Spring homebuying breathes life back into Canadian home sales
Canadian home sales rose in April, the second straight monthly gain, as spring homebuying breathed life back into the slowing real estate sector and bolstered hopes that Canada will manage a soft landing rather than a U.S.-style housing crash.
Sales of existing homes climbed 0.6% in April from March, but year-over-year sales were down 3.1%, the Canadian Real Estate Association said on yesterday in a report that showed a small spring bounce in an otherwise slowing housing sector.
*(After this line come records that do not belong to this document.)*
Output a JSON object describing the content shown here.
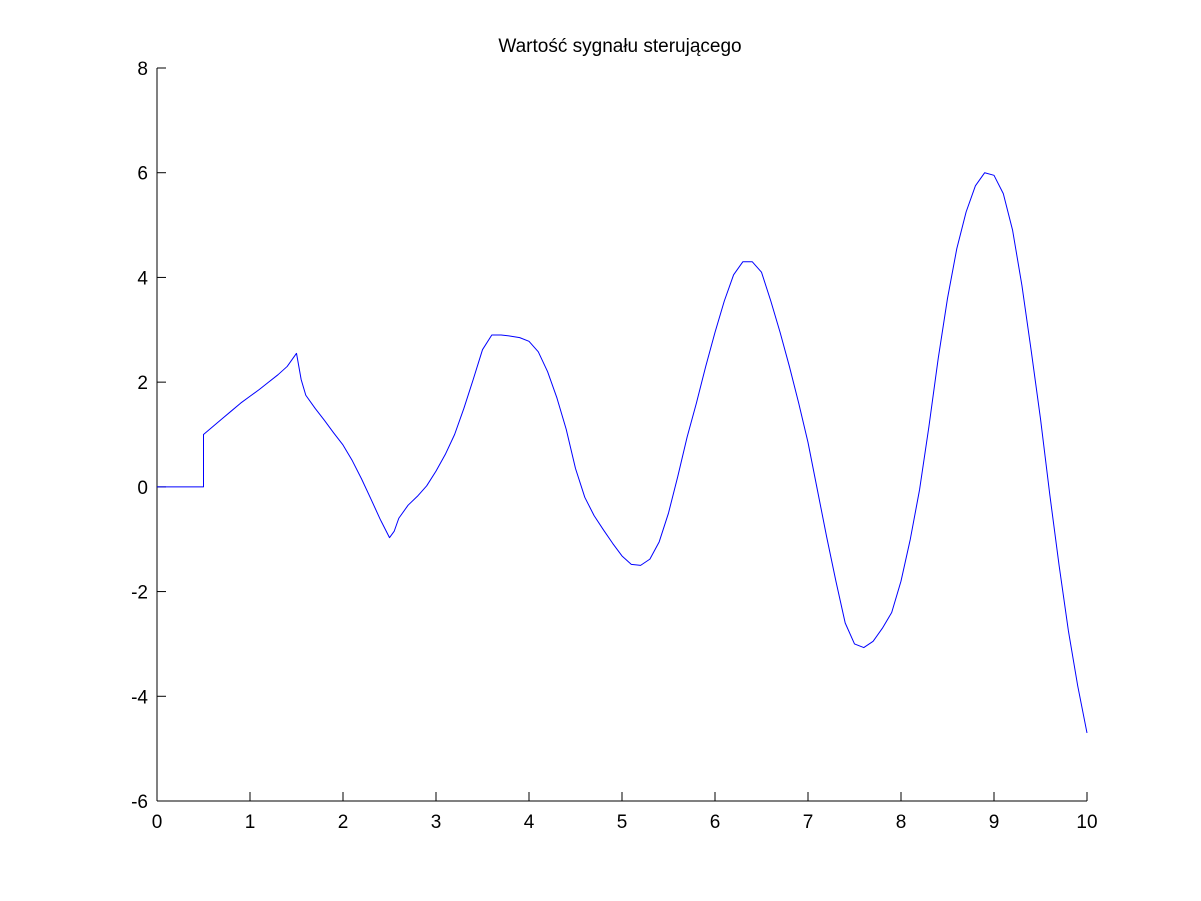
{
  "chart_data": {
    "type": "line",
    "title": "Wartość sygnału sterującego",
    "xlabel": "",
    "ylabel": "",
    "xlim": [
      0,
      10
    ],
    "ylim": [
      -6,
      8
    ],
    "xticks": [
      0,
      1,
      2,
      3,
      4,
      5,
      6,
      7,
      8,
      9,
      10
    ],
    "yticks": [
      -6,
      -4,
      -2,
      0,
      2,
      4,
      6,
      8
    ],
    "grid": false,
    "line_color": "#0000ff",
    "axis_color": "#000000",
    "series": [
      {
        "points": [
          [
            0,
            0
          ],
          [
            0.5,
            0
          ],
          [
            0.5,
            1.0
          ],
          [
            0.6,
            1.15
          ],
          [
            0.7,
            1.3
          ],
          [
            0.8,
            1.45
          ],
          [
            0.9,
            1.6
          ],
          [
            1.0,
            1.73
          ],
          [
            1.1,
            1.86
          ],
          [
            1.2,
            2.0
          ],
          [
            1.3,
            2.14
          ],
          [
            1.4,
            2.3
          ],
          [
            1.5,
            2.55
          ],
          [
            1.55,
            2.05
          ],
          [
            1.6,
            1.75
          ],
          [
            1.7,
            1.5
          ],
          [
            1.8,
            1.27
          ],
          [
            1.9,
            1.03
          ],
          [
            2.0,
            0.8
          ],
          [
            2.1,
            0.5
          ],
          [
            2.2,
            0.15
          ],
          [
            2.3,
            -0.23
          ],
          [
            2.4,
            -0.62
          ],
          [
            2.5,
            -0.97
          ],
          [
            2.55,
            -0.85
          ],
          [
            2.6,
            -0.6
          ],
          [
            2.7,
            -0.35
          ],
          [
            2.8,
            -0.18
          ],
          [
            2.9,
            0.02
          ],
          [
            3.0,
            0.3
          ],
          [
            3.1,
            0.62
          ],
          [
            3.2,
            1.0
          ],
          [
            3.3,
            1.5
          ],
          [
            3.4,
            2.05
          ],
          [
            3.5,
            2.62
          ],
          [
            3.6,
            2.9
          ],
          [
            3.7,
            2.9
          ],
          [
            3.8,
            2.88
          ],
          [
            3.9,
            2.85
          ],
          [
            4.0,
            2.78
          ],
          [
            4.1,
            2.58
          ],
          [
            4.2,
            2.2
          ],
          [
            4.3,
            1.7
          ],
          [
            4.4,
            1.1
          ],
          [
            4.5,
            0.35
          ],
          [
            4.6,
            -0.2
          ],
          [
            4.7,
            -0.55
          ],
          [
            4.8,
            -0.82
          ],
          [
            4.9,
            -1.08
          ],
          [
            5.0,
            -1.32
          ],
          [
            5.1,
            -1.48
          ],
          [
            5.2,
            -1.5
          ],
          [
            5.3,
            -1.38
          ],
          [
            5.4,
            -1.05
          ],
          [
            5.5,
            -0.5
          ],
          [
            5.6,
            0.2
          ],
          [
            5.7,
            0.95
          ],
          [
            5.8,
            1.6
          ],
          [
            5.9,
            2.3
          ],
          [
            6.0,
            2.95
          ],
          [
            6.1,
            3.55
          ],
          [
            6.2,
            4.05
          ],
          [
            6.3,
            4.3
          ],
          [
            6.4,
            4.3
          ],
          [
            6.5,
            4.1
          ],
          [
            6.6,
            3.55
          ],
          [
            6.7,
            2.95
          ],
          [
            6.8,
            2.3
          ],
          [
            6.9,
            1.6
          ],
          [
            7.0,
            0.85
          ],
          [
            7.1,
            -0.05
          ],
          [
            7.2,
            -0.95
          ],
          [
            7.3,
            -1.8
          ],
          [
            7.4,
            -2.6
          ],
          [
            7.5,
            -3.0
          ],
          [
            7.6,
            -3.07
          ],
          [
            7.7,
            -2.95
          ],
          [
            7.8,
            -2.7
          ],
          [
            7.9,
            -2.4
          ],
          [
            8.0,
            -1.8
          ],
          [
            8.1,
            -1.0
          ],
          [
            8.2,
            -0.05
          ],
          [
            8.3,
            1.15
          ],
          [
            8.4,
            2.45
          ],
          [
            8.5,
            3.6
          ],
          [
            8.6,
            4.55
          ],
          [
            8.7,
            5.25
          ],
          [
            8.8,
            5.75
          ],
          [
            8.9,
            6.0
          ],
          [
            9.0,
            5.95
          ],
          [
            9.1,
            5.6
          ],
          [
            9.2,
            4.9
          ],
          [
            9.3,
            3.85
          ],
          [
            9.4,
            2.6
          ],
          [
            9.5,
            1.3
          ],
          [
            9.6,
            -0.15
          ],
          [
            9.7,
            -1.5
          ],
          [
            9.8,
            -2.75
          ],
          [
            9.9,
            -3.8
          ],
          [
            10.0,
            -4.7
          ]
        ]
      }
    ]
  }
}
CREA’s home price index rose 2.2% in April from a year earlier, its smallest gain in more than two years. That echoed the 2.0% April gain in the Teranet-National Bank Composite House Price Index reported on Tuesday.
Prices, still above year-ago levels in most markets, typically lag a slowdown in sales activity as sellers resist pressure to lower asking prices and wait to see whether the market is truly declining.
Canada’s housing market began slowing in the middle of 2012, when the government tightened lending rules in a bid to prevent consumers from taking on too much debt.
“Today’s report further underscores our argument that tighter mortgage regulations have a transitory impact and the expectation for stabilization in the housing market. We expect this theme will persist over the balance of the year and into 2014,” Mazen Issa, Canada Macro Strategist at TD Securities, said in a research note.
He said the key markets of Toronto and Vancouver look more balanced after a period of moderation, which will help limit the downside in prices.
The April month-on-month uptick in sales was the second straight monthly gain. CREA said home sales improved in more than half of all local markets in April from March, led by gains in Toronto, Winnipeg, Calgary and Victoria.
There was some noise in the data. CREA chief economist Gregory Klump said the Easter holiday and extra full weekend in March lowered sales activity that month and boosted April sales.
The CREA report showed the national sales-to-new listings ratio inched up to 50.4% in April from 49.7% in March. It has held near the same level for the past nine months.
Nationally, there were 6.6 months of inventory at the end of April 2013, unchanged from the end of March.
The national average price, not seasonally adjusted, for homes sold in April was $380,588, up 1.3% from the same month last year.